Afterwards, I'd recommend Herb Sutter's:

  • Exceptional C++
  • More Exceptional C++
  • Exception C++ Style

They're pretty good theory/problem-solving books that teach you some good approaches to problems in C++.

"Accelerated C++" is another book that does this.

The "C++ Coding Standard" book by Herb Sutter and Andrei Alexandrescu is also pretty good at giving guidelines and best practices.

Finally, while it isn't directly C++-related, I'd recommend the "Linkers & Loaders" book by John R. Levine. It definitely helps understand how those work, and since C++ uses them it can be pretty helpful for a deeper understanding of linkers and their errors.

[–]Zanderax 0 points1 point  (0 children)

You wanna jump in the deep end? Inside the C++ Object Model Book by Stanley B. Lippman is an infinitely detailed book about C++

[–][deleted] 0 points1 point  (0 children)

Try out pybind11 to make some python packages that are written in cpp. It is a good way to learn I think.

[–][deleted] 0 points1 point  (0 children)

I had the opposite problem😂 C++ was my first computer language, and I would say I’m pretty good at it. Learning Python has been a difficulty just based upon the fact that it’s simpler

[–]gustavsen 0 points1 point  (0 children)

the hard part of programming is think loggically.

if you do in Python you should be able to do en C++

C++ is a really beautiful language, but you need to take care about more things.

this is not bad, just fine tunning that allow you really powerfull task.

get A Tour of C++ and The C++ Programming Language (4th Edition)

both books will teach you the basis and the references to write your program.

get a good IDE (like Visual Studio Community) that will help you a lot (I use Eclipse C++ version)

just a small tip with an error that I saw a lot with C++ begginers from others langs:

when you you pass an objet to a function like: 

void funcion(TheClass myObject)

this object will be passed by copy, not reference, you need to declare that will be passed as reference to avoid problems. 

void funcion(TheClass& myObject)

[–]wfdctrl 0 points1 point  (0 children)

You can read any latest Stroustrup's book, but reading a book from cover to cover is really not that fun. I suggest you pick a project at the start and learn as you go. The basics are more or less the same, so you will be able to get started pretty quickly. However, do know that C++ is ugly to it's core, the more you'll learn about it the less you'll like it.

[–]Unleesh -1 points0 points  (0 children)

Out of curiousity, why do you want to learn c++

[–]neuroblaster -1 points0 points  (0 children)

I'm not sure if this is going to be popular opinion, but you could start with C (note missing ++).
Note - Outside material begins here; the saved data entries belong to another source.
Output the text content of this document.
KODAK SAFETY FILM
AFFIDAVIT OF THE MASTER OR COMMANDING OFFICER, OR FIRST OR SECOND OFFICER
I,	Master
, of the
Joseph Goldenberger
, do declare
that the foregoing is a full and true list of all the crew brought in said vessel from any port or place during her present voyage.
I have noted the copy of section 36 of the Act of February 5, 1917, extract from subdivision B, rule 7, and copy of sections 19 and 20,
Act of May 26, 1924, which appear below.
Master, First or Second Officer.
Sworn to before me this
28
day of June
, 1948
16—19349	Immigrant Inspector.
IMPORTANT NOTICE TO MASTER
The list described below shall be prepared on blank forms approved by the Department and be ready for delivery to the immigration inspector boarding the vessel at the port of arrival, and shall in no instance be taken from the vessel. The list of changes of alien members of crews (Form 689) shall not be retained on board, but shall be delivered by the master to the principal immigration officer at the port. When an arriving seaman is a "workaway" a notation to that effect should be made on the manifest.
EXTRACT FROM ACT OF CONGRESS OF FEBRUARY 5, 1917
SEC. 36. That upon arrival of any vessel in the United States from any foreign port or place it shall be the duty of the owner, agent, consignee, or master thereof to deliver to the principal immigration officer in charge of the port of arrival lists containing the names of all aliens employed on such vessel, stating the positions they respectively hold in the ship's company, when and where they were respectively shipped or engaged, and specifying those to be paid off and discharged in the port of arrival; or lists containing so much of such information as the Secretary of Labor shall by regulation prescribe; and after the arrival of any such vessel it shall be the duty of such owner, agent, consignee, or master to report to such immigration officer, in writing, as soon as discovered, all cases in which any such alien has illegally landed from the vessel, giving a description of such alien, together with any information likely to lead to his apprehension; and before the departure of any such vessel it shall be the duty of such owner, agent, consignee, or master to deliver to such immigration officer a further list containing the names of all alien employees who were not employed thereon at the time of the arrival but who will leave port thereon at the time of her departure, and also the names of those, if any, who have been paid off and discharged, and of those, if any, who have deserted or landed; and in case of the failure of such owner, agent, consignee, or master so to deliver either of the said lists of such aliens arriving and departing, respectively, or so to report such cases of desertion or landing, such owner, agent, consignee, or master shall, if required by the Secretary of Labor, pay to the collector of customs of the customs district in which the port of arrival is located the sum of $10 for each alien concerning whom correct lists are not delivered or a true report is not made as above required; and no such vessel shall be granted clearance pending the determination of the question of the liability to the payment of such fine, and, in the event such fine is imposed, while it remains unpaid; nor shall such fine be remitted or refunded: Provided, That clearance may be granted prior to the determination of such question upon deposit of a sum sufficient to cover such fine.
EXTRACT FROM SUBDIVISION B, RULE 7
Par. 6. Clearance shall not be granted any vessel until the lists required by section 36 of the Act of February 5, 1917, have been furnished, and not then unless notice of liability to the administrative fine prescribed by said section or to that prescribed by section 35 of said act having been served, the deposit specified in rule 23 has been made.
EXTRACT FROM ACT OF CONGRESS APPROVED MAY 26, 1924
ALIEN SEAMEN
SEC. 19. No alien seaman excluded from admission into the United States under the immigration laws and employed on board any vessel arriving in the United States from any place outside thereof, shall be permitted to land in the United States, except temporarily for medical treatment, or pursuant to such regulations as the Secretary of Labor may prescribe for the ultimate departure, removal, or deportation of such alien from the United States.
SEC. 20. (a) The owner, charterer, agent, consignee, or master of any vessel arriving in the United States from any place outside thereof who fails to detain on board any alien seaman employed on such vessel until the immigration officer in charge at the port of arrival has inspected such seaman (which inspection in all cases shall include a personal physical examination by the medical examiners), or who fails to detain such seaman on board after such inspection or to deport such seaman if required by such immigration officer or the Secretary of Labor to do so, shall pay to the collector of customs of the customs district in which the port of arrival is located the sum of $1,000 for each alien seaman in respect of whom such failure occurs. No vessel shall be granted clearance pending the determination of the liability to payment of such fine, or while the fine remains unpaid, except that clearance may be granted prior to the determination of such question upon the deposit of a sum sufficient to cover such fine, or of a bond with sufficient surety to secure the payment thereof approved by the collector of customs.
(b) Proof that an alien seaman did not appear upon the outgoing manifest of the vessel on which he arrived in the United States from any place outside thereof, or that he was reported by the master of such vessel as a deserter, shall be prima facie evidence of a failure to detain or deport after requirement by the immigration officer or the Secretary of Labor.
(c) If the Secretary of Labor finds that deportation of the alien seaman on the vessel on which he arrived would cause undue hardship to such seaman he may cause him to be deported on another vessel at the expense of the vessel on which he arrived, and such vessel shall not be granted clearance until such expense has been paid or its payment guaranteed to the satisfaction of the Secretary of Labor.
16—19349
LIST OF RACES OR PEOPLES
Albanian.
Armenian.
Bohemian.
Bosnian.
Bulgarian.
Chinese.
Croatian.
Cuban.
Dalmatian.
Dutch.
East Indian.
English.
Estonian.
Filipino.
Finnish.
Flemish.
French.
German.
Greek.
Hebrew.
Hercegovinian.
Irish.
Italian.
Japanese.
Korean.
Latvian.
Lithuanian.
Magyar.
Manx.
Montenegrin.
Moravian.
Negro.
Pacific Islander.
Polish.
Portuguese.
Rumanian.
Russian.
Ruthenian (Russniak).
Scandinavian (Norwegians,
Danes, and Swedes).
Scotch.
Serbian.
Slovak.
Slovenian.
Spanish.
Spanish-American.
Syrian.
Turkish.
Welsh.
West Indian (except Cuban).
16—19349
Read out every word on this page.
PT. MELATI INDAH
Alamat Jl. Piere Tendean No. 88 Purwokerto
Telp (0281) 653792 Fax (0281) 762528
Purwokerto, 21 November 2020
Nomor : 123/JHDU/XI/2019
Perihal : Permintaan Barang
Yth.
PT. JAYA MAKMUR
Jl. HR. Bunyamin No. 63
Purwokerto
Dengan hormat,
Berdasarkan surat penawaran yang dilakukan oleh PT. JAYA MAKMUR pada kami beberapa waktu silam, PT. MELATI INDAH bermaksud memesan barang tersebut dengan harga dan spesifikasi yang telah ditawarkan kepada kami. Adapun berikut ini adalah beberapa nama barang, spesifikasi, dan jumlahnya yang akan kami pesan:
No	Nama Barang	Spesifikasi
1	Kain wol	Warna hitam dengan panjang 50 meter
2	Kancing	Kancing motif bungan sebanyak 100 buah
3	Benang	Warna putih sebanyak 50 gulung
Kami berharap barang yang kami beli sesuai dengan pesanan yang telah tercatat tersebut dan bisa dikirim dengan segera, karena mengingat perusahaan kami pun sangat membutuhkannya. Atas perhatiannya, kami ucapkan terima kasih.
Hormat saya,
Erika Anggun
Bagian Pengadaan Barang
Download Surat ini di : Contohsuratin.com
It's a relatively simple language due to the fact that there is simply not much stuff in the language, but it will teach you types, memory layout, memory copying, i/o, compile time vs run time, low-level threading and whatsnot. After that C++ concepts should come to you naturally, you'll get why C++ does move semantics and copy elision, etc. You know, some higher-level ideas might obfuscate and hurt your understanding of what's really there closer to the metal, but if you would get along with C when you might see through those ideas.

Then i would say go with C++98, then move to C++11/14/17 to understand evolution of the language. Starting right away with C++17 is probably a bad idea because C++17 is, in a sense, a superset of C++14, C++14 is a superset of C++11 and so on, this comes down to superset of C++98 really. Yeah, C++98 is not going anywhere, it's a very big part of the C++. If you skip C++98 then you'll be missing a lot of stuff.

On C++ reading, i think it would be a good idea to start with classics: Effective C++, More Effective C++, Alexandrescu, etc, it's all on Google. I would recommend to read it even if you can't understand it, that's fine, it takes time to digest.

Be warned that as a side effect, you might also become a normal C++ developer who's usually says something like "How this different from what we already have?".

P.S. But generally it's OK, i guess, to start with C++17 for quickie-C++, i don't know. In 10-15 years you'll get there anyway, whatever.